As construction of the solar energy plants has been held up, this has hit its value.

Chief executive Jim Barry said that the company believed it had to reflect the impact on the value of the assets in its accounts.

NTR is largely focused on waste management through Greenstar and various US-based energy businesses, including Stirling Energy Systems and Tessera – which are solar power developers – biofuel producer Green Plains and Wind Capital Group.

Missouri-based Wind Capital recently spent $340 million developing a wind farm that is now up and running. Mr Barry said that it was providing power to about 50,000 homes.

NTR is a public limited company, but its shares are not listed and are traded on the grey market.

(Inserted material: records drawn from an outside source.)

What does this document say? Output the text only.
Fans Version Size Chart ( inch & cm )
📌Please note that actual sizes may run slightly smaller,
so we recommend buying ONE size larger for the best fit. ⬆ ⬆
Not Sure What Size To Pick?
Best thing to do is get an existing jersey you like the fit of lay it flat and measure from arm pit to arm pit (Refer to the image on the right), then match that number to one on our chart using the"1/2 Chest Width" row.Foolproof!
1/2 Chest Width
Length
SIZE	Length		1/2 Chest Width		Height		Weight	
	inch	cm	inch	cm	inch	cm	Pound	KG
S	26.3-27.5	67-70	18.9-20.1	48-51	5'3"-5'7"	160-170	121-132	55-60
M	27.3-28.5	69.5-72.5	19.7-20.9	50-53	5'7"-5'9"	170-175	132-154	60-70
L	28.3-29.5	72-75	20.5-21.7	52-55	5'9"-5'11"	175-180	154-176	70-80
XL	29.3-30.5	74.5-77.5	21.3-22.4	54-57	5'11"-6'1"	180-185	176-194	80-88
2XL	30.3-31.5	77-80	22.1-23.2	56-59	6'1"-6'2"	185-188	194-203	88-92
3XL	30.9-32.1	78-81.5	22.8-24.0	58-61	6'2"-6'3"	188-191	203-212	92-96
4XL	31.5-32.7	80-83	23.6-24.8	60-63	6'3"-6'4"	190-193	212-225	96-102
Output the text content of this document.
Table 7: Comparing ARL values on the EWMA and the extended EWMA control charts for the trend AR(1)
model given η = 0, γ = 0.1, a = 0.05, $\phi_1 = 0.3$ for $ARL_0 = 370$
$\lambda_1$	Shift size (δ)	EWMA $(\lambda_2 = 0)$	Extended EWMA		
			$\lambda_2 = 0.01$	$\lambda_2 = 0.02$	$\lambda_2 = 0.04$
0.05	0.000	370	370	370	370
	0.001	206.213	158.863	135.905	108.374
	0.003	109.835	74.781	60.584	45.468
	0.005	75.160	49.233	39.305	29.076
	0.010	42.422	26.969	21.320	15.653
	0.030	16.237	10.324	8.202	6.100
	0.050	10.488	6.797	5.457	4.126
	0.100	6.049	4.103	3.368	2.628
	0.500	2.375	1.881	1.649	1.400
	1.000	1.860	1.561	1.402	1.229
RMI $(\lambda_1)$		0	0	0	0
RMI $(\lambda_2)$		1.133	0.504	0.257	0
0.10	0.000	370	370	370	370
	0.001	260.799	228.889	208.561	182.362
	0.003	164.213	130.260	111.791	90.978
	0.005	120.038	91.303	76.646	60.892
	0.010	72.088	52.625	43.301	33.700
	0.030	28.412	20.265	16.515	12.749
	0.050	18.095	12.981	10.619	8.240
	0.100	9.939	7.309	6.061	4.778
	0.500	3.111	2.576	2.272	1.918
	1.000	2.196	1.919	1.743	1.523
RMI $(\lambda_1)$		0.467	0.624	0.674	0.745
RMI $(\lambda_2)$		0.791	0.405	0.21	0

Mr Barry said that the group was looking at a “liquidity event” over the next few years, which could involve a total or partial flotation, although he said no decision had been made yet.

The Roche family and the Philip Lynch-led investment vehicle, One51, which is focused mainly on energy and utilities, hold about 70 per cent of the shares.

Its price has fallen by just under 50 per cent to €1 from €1.95 over the last three months. Mr Barry said yesterday that part of the reason for this was a lack of liquidity, which means that just a small number of its shares are traded, with the result that dealings have an exaggerated impact on the price.

A full or partial flotation would be likely to boost liquidity and bring in more shareholders.